La clairvoyance des partis d’opposition n’est certainement pas dépourvue elle non plus de leur propre intérêt partisan. Mais leur rejet de l’idée caquiste préserve nonobstant, et heureusement, ce second pan du financement politique primordial à l’engagement démocratique. Un avis que partageait la Coalition avenir Québec… jusqu’à la semaine dernière.

Car il y a quelques mois, la CAQ envisageait, de concert avec les principaux partis, de hausser le plafond des contributions électorales à 200 $. La veille du pavé dans la mare jeté par son patron, le ministre de l’Éducation, Bernard Drainville, — qui avait parrainé la dernière réforme de la Loi électorale, ayant abaissé ce seuil de 1000 $ à 100 $ —, avait même rappelé que son ancien gouvernement péquiste avait rejeté l’hypothèse d’éliminer complètement le financement populaire au profit d’un financement exclusivement public. « Pour faire en sorte que les citoyens puissent donner leur appui à une idée, à un parti », répétait-il encore la semaine dernière. La volte-face de son nouveau gouvernement s’est faite moins de 24 heures plus tard. Cette nécessaire participation citoyenne n’a pas soudainement disparu. Mais le désarroi du gouvernement caquiste de se défaire de ces histoires de sollicitations mal ciblées l’a visiblement supplantée.

Or, interdire tout financement populaire contreviendrait à la liberté d’expression et menacerait à l’avenir l’émergence de nouveaux partis politiques. Une telle révolution du système de financement politique québécois romprait surtout ce lien entre les électeurs et leur formation favorite, qui force ces dernières à tenir compte de l’opinion des premiers. L’évolution de l’humeur populaire, entre les cycles électoraux, perdrait en outre toute causalité sur les finances des partis, lesquels demeureraient entièrement tributaires des suffrages recueillis des années plus tôt. Les caisses électorales de partis politiques devraient au contraire refléter leur faveur populaire, puisque celle-ci, on le constate au Québec comme au fédéral, peut fluctuer rapidement.

Le contraire n’encouragerait en rien la participation citoyenne, laquelle accuse déjà un trop fort déclin. Le taux de participation électorale est en décroissance constante depuis 1976, lorsqu’un record de 85 % d’électeurs se sont exprimés. Lors des deux derniers scrutins, ce taux oscillait désormais autour de 66 %. Le militantisme au sein de formations politiques est également en régression, tout comme le nombre de donateurs les appuyant monétairement. 
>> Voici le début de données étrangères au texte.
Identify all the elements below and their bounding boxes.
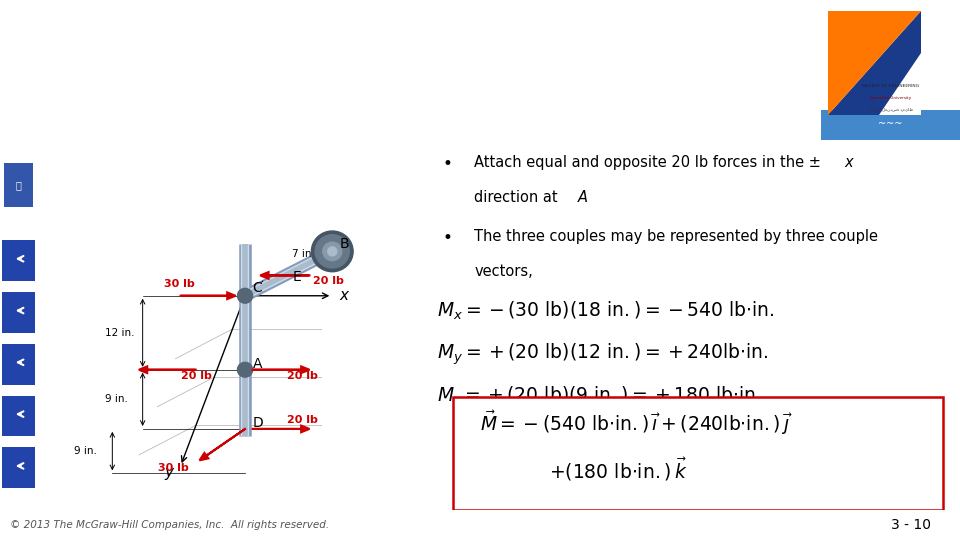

La contre-proposition des péquistes et des solidaires, d’interdire toute activité de financement aux membres du Conseil des ministres, n’est quant à elle que fausse vertu. L’influence politique, insidieuse, ne se restreint pas à un tel cadre. Une tentative de collusion peut tout autant cibler un autre élu, un employé politique, ou même les membres d’un parti d’opposition en voie d’être porté au pouvoir.

Le financement étatique a été aboli au fédéral à simple majorité parlementaire par l’ancien gouvernement conservateur de Stephen Harper. Si les instances des partis politiques du Québec souhaitent revoir à nouveau les règles de financement électoral, qu’elles le fassent dans la concertation, de pair avec le Directeur général des élections. Et qu’elles s’y attellent en quête d’une plus grande participation citoyenne et d’un réel consensus, plutôt que dans l’espoir à coutre vue de remporter quelques manches dans l’arène partisane.